Saturday morning brought a 52 degree wakeup — time to call the landlord, who came right over, accepted our mutual impotence in the face of a broken heat pump, and then went to buy us some space heaters. Charles and I can now be luxuriously toasty in up to one room at a time, provided we don't mind tripping the circuit breaker every time so much as the refrigerator light goes on.
Being cold sucks, but it's at least conceptually pleasing to my cheapskate nerd side. Every power adapter, light bulb, computer and appliance around me, although cherished, is horribly inefficient. Entropy's inevitability doesn't just mean that you and I will die and that our universe will someday collapse into a cold, empty cloud of lifeless elementary particles (although its more practical upshot is just that I'm usually too existentially distraught to bother picking up my room). It also means that nearly everything in your house that takes electricity turns more than half of the energy it consumes into heat rather than useful work.

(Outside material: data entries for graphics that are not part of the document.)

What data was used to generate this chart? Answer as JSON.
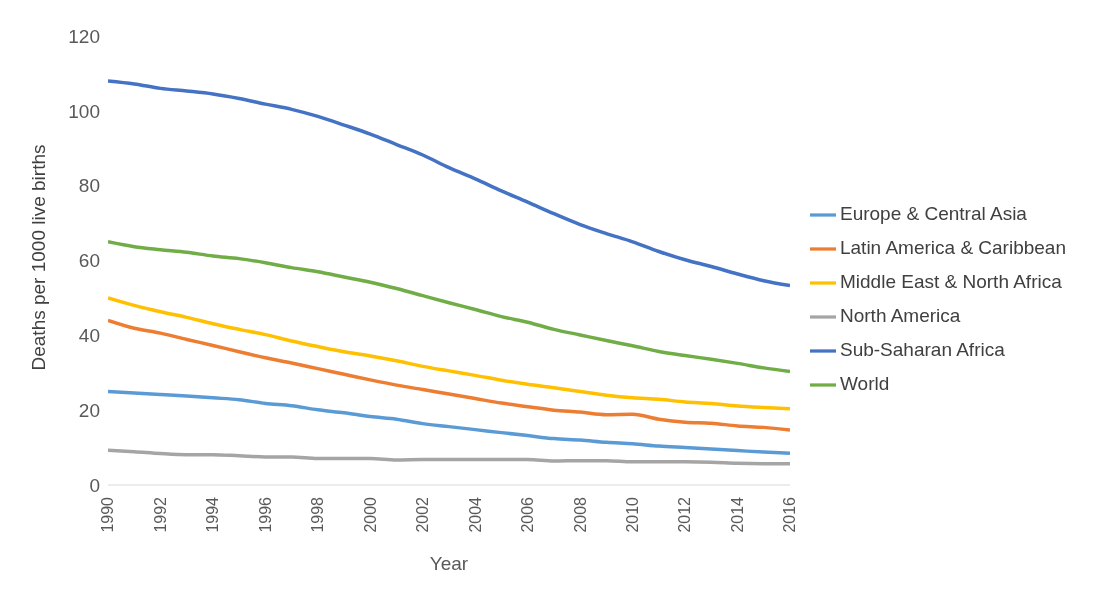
{
  "chart_data": {
    "type": "line",
    "xlabel": "Year",
    "ylabel": "Deaths per 1000 live births",
    "x": [
      1990,
      1991,
      1992,
      1993,
      1994,
      1995,
      1996,
      1997,
      1998,
      1999,
      2000,
      2001,
      2002,
      2003,
      2004,
      2005,
      2006,
      2007,
      2008,
      2009,
      2010,
      2011,
      2012,
      2013,
      2014,
      2015,
      2016
    ],
    "series": [
      {
        "name": "Europe & Central Asia",
        "color": "#5b9bd5",
        "values": [
          25,
          24.6,
          24.2,
          23.8,
          23.3,
          22.8,
          21.8,
          21.2,
          20.1,
          19.3,
          18.3,
          17.6,
          16.4,
          15.6,
          14.8,
          14,
          13.2,
          12.4,
          12,
          11.4,
          11,
          10.4,
          10,
          9.6,
          9.2,
          8.8,
          8.5
        ]
      },
      {
        "name": "Latin America & Caribbean",
        "color": "#ed7d31",
        "values": [
          44,
          41.9,
          40.6,
          38.9,
          37.3,
          35.6,
          34,
          32.6,
          31.1,
          29.6,
          28.1,
          26.7,
          25.5,
          24.3,
          23.1,
          21.9,
          20.9,
          20,
          19.5,
          18.8,
          18.9,
          17.6,
          16.8,
          16.5,
          15.8,
          15.4,
          14.7
        ]
      },
      {
        "name": "North America",
        "color": "#a5a5a5",
        "values": [
          9.3,
          8.9,
          8.4,
          8.1,
          8.1,
          7.8,
          7.5,
          7.5,
          7.1,
          7.1,
          7.1,
          6.7,
          6.8,
          6.8,
          6.8,
          6.8,
          6.8,
          6.4,
          6.5,
          6.5,
          6.2,
          6.2,
          6.2,
          6.1,
          5.8,
          5.7,
          5.7
        ]
      },
      {
        "name": "Middle East & North Africa",
        "color": "#ffc000",
        "values": [
          50,
          48,
          46.3,
          44.8,
          43.1,
          41.6,
          40.2,
          38.5,
          37,
          35.6,
          34.5,
          33.2,
          31.7,
          30.5,
          29.3,
          28,
          26.9,
          26,
          25,
          24,
          23.3,
          22.9,
          22.2,
          21.8,
          21.1,
          20.7,
          20.4
        ]
      },
      {
        "name": "Sub-Saharan Africa",
        "color": "#4472c4",
        "values": [
          108,
          107.2,
          106,
          105.3,
          104.5,
          103.3,
          101.8,
          100.4,
          98.5,
          96.2,
          93.8,
          91,
          88.2,
          84.8,
          81.8,
          78.6,
          75.6,
          72.5,
          69.6,
          67.2,
          65,
          62.4,
          60.2,
          58.4,
          56.4,
          54.6,
          53.3
        ]
      },
      {
        "name": "World",
        "color": "#70ad47",
        "values": [
          65,
          63.7,
          62.9,
          62.2,
          61.2,
          60.5,
          59.4,
          58.1,
          57,
          55.6,
          54.2,
          52.5,
          50.6,
          48.7,
          46.9,
          45,
          43.5,
          41.6,
          40.1,
          38.6,
          37.2,
          35.7,
          34.6,
          33.6,
          32.5,
          31.3,
          30.3
        ]
      }
    ],
    "xlim": [
      1990,
      2016
    ],
    "xticks": [
      1990,
      1992,
      1994,
      1996,
      1998,
      2000,
      2002,
      2004,
      2006,
      2008,
      2010,
      2012,
      2014,
      2016
    ],
    "ylim": [
      0,
      120
    ],
    "yticks": [
      0,
      20,
      40,
      60,
      80,
      100,
      120
    ],
    "grid": false,
    "legend": "right",
    "marker": "none",
    "line_style": "solid"
  }
}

But with the furnace broken, suddenly all of that waste heat is an asset. I'm glad of every wasted watt-second, every gently warm plug pack. Up yours, physics! I'm getting my money's worth at last, Pepco! It's true that the heat-pump's 100+% efficiency has a distinct perpetual-motion-machine allure, but for now I'm happy shooting heat out of every available appliance and into my frozen toes. Time to start Linux recompiling again for no particular reason.